Dr. Bahadır Bumin Özarslan:
“AZERBAYCAN İÇİN ATEŞKES ve MÜZAKERELER TALİHSİZ OLMUŞTUR”
Hacettepe Üniversitesi Hukuk Fakültesi Milletlerarası Hukuk Ana Bilim Dalı Öğretim Üyesi Dr. Bahadır Bumin Özarslan, Haber Global Televizyon kanalında Serdar Akdoğar’ın hazırlayıp sunduğu “Artı-Eksi” isimli programın konuğu oldu.
Programda, Azerbaycan ile Ermenistan arasında imzalanan ateşkes metnini değerlendiren Özarslan, ateşkes metninin dili ile saha arasında bir orantısızlık olduğunu belirtti.

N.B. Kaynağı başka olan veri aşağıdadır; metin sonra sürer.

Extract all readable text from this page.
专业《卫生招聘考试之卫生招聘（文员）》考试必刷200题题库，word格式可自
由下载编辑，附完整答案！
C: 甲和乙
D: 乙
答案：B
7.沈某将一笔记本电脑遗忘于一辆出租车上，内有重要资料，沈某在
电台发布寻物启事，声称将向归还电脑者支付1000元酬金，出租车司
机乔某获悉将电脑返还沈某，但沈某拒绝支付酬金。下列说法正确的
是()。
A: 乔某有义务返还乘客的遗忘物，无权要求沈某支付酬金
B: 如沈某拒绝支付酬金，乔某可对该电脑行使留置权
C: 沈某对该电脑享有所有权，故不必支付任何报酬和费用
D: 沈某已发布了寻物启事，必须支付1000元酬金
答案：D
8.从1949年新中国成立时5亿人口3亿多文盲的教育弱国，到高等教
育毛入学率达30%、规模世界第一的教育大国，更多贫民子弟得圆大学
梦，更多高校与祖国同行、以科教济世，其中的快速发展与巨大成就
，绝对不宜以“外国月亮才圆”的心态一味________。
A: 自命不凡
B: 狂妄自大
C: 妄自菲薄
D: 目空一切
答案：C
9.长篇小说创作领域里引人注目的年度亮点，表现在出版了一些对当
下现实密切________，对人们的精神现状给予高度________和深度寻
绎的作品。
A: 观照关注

Özarslan, “Eğer bu süreç 1 hafta veya 10 gün daha devam etseydi, muhtemelen Ermenistan ordusunda firarlar artacaktı. Çünkü kaybeden orduda firar başlar. Tam bu süreç başlamıştı ki ateşkes anlaşması yapıldı. Ateşkes ve müzakereler, bu yönüyle talihsiz olmuştur.” dedi.

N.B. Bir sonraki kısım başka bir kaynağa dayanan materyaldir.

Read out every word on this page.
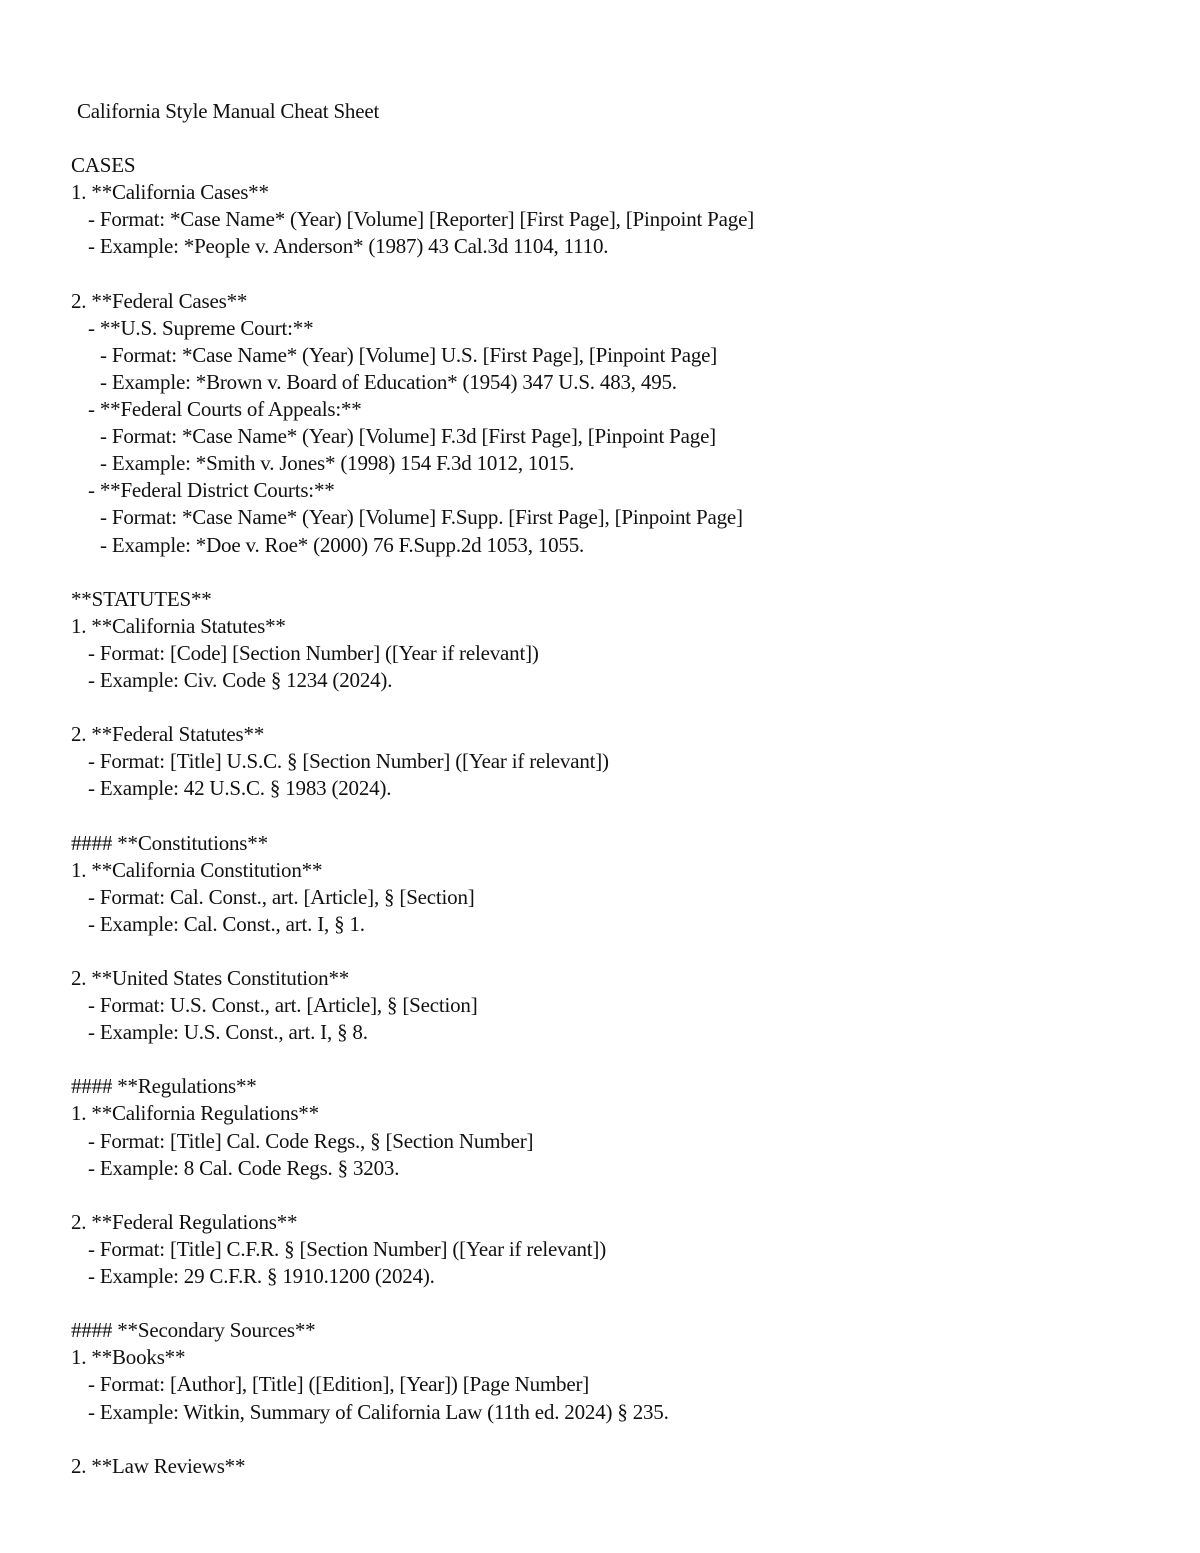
California Style Manual Cheat Sheet
CASES
1. **California Cases**
- Format: *Case Name* (Year) [Volume] [Reporter] [First Page], [Pinpoint Page]
- Example: *People v. Anderson* (1987) 43 Cal.3d 1104, 1110.
2. **Federal Cases**
- **U.S. Supreme Court:**
- Format: *Case Name* (Year) [Volume] U.S. [First Page], [Pinpoint Page]
- Example: *Brown v. Board of Education* (1954) 347 U.S. 483, 495.
- **Federal Courts of Appeals:**
- Format: *Case Name* (Year) [Volume] F.3d [First Page], [Pinpoint Page]
- Example: *Smith v. Jones* (1998) 154 F.3d 1012, 1015.
- **Federal District Courts:**
- Format: *Case Name* (Year) [Volume] F.Supp. [First Page], [Pinpoint Page]
- Example: *Doe v. Roe* (2000) 76 F.Supp.2d 1053, 1055.
**STATUTES**
1. **California Statutes**
- Format: [Code] [Section Number] ([Year if relevant])
- Example: Civ. Code § 1234 (2024).
2. **Federal Statutes**
- Format: [Title] U.S.C. § [Section Number] ([Year if relevant])
- Example: 42 U.S.C. § 1983 (2024).
#### **Constitutions**
1. **California Constitution**
- Format: Cal. Const., art. [Article], § [Section]
- Example: Cal. Const., art. I, § 1.
2. **United States Constitution**
- Format: U.S. Const., art. [Article], § [Section]
- Example: U.S. Const., art. I, § 8.
#### **Regulations**
1. **California Regulations**
- Format: [Title] Cal. Code Regs., § [Section Number]
- Example: 8 Cal. Code Regs. § 3203.
2. **Federal Regulations**
- Format: [Title] C.F.R. § [Section Number] ([Year if relevant])
- Example: 29 C.F.R. § 1910.1200 (2024).
#### **Secondary Sources**
1. **Books**
- Format: [Author], [Title] ([Edition], [Year]) [Page Number]
- Example: Witkin, Summary of California Law (11th ed. 2024) § 235.
2. **Law Reviews**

Ateşkes metninin dili ile saha arasındaki orantısızlığı nasıl gördüğünü anlatan Özarslan, şunları söyledi:
“Bunu hangi anlamda görüyoruz? Çünkü sahada Azerbaycan birlikleri oldukça başarılı bir operasyon yürütüyordu. Ermeni birliklerinin herhangi bir başarısı yoktu. İşin daha da önemlisi 30 yıllık bir psikoloji, birdenbire çok hızlı bir şekilde değişmişti. Yani 180 derecelik bir değişiklik her iki taraf bakımından Azerbaycan lehine ve Ermenistan aleyhine gerçekleşmiştir. Metne baktığımızda bizim en azından bu ateşkes metninde bunu görüyor olmamız gerekiyordu. Ancak bunu göremiyoruz, hatta Ermenistan lehine bir durum söz konusu. Üzülerek bunu kabul etmek durumundayız. Onun için bizim açımızdan çok tatmin edici değil. İkinci olarak burada yine Minsk Grubu’na atıf yapılmış olması dikkat çekici. Minsk Grubu deyince eş başkanlık sistemi var burada. ABD, Fransa ve Rusya eş başkanlığında. Her ne kadar 11 üye arasında Türkiye de olsa da burada bir eş başkanlık sistemi söz konusu. Minsk Grubu'nun gerek Türkiye olarak gerek Azerbaycan olarak işlevsiz kaldığına biz zaten işaret ediyorduk. Bu işlevsizlik çok da tartışılan bir durum değil aslında. 1993-1994 yılından itibaren kabaca baktığımız zaman bugüne kadar Minsk Grubu bir arpa boyu bile yol alamamış durumda. Minsk Grubu kurulurken başından itibaren yanlış bir düzenleme ile kurulmuş olması, Rusya'nın olduğu bu masada en azından Türkiye'nin de başından itibaren bulunması gerekirdi. Fakat dönemin şartları Türkiye'nin o dönemki millî güç unsurları belki ona yetmedi. Ancak geldiğimiz durum, o dönemle karşılaştırılamayacak boyutta bulunmaktadır.”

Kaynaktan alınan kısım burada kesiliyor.